Agesilaus

Plutarch

Plutarch. Plutarch's Lives, Vol. V. Perrin, Bernadotte, translator. Cambridge, MA: Harvard University Press; London: William Heinemann Ltd., 1917.

The enemy have now worked out our safety with their own hands. They have dug their trench so far that the part which is finished hinders them from attacking us in great numbers, and the space between the ends gives us room to fight them on fair and equal terms. Come, then, be eager to show yourself a brave man; follow with us as we charge, and save yourself and your army too.

For the enemy in our front will not withstand us, and the rest will not harm us because of the trench. Nectanabis, then, was filled with admiration for the sagacity of Agesilaüs, and putting himself in the centre of the Greek array, charged forwards and easily routed his opponents. And now that Agesilaüs had won back the confidence of Nectanabis, he brought the same stratagem to bear again upon the enemy, like a trick in wrestling.

By sometimes pretending to retreat and fly, and sometimes attacking them on the flanks, he drove their whole multitude into a tract which had a deep canal full of water on either side. The space between these he occupied and stopped up with the head of his column, and so made his numbers equal to those of the enemy who could fight with him, since they were unable to surround and enclose him. Therefore after a short resistance they were routed; many were slain, and the fugitives were dispersed and melted away.[*](The account of this Egyptian campaign in Diodorus, xv. 93, differs in many details.)

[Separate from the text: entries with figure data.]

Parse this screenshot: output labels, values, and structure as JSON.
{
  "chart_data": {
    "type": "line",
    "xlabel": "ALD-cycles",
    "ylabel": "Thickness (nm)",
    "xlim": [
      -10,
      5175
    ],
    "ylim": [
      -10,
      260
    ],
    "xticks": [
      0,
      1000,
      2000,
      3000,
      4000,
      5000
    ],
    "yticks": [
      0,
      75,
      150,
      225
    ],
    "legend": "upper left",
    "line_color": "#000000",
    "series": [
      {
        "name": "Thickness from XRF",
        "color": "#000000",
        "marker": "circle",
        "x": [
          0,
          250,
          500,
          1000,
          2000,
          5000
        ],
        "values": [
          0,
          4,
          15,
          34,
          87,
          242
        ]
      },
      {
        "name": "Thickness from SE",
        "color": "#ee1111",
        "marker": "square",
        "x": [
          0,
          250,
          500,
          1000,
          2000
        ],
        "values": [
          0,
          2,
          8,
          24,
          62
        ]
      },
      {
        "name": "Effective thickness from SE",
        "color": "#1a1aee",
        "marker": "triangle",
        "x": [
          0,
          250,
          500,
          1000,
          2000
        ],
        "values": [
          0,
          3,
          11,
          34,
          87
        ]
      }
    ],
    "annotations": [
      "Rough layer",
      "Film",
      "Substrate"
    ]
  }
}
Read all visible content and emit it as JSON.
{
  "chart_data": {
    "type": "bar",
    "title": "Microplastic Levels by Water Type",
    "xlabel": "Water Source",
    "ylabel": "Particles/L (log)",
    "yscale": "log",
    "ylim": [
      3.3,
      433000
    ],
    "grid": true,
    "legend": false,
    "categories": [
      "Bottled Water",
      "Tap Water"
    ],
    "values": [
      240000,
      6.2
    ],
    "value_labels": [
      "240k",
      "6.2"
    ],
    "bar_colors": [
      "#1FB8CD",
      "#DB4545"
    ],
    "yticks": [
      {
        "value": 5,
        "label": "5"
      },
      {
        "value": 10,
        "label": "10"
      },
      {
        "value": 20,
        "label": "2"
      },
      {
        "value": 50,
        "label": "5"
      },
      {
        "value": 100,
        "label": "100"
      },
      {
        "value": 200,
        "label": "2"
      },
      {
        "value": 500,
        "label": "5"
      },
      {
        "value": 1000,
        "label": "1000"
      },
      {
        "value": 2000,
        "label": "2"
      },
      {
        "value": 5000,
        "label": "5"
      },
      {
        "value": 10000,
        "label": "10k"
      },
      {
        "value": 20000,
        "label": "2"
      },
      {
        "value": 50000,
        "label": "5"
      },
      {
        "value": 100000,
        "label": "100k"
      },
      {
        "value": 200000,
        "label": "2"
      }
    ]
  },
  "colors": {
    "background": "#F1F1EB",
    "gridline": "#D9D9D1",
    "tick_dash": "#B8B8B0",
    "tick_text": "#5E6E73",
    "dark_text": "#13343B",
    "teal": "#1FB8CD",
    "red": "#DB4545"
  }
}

After this, the Egyptian succeeded in establishing himself firmly and securely in power, and showed his friendliness and affection by begging Agesilaüs to remain and spend the winter with him. But Agesilaüs was eager to return to the war at home, knowing that his city needed money and was hiring mercenaries. He was therefore dismissed with great honour and ceremony, taking with him, besides other honours and gifts, two hundred and thirty talents of silver for the war at home.

But since it was now winter, he kept close to shore with his ships, and was borne along the coast of Libya to an uninhabited spot called the Harbour of Menelaüs. Here he died, at the age of eighty-four years. He had been king of Sparta forty-one years, and for more than thirty of these he was the greatest and most influential of all Hellenes, having been looked upon as leader and king of almost all Hellas, down to the battle of Leuctra.

It was Spartan custom, when men of ordinary rank died in a foreign country, to give their bodies funeral rites and burial there, but to carry the bodies of their kings home. So the Spartans who were with Agesilaüs enclosed his dead body in melted wax, since they had no honey, and carried it back to Lacedaemon. The kingdom devolved upon Archidamus his son, and remained in his family down to Agis, who was slain by Leonidas[*](In 240 B.C. See the Agis, chapters xix., xx.) for attempting to restore the ancient constitution, being the fifth in descent from Agesilaüs.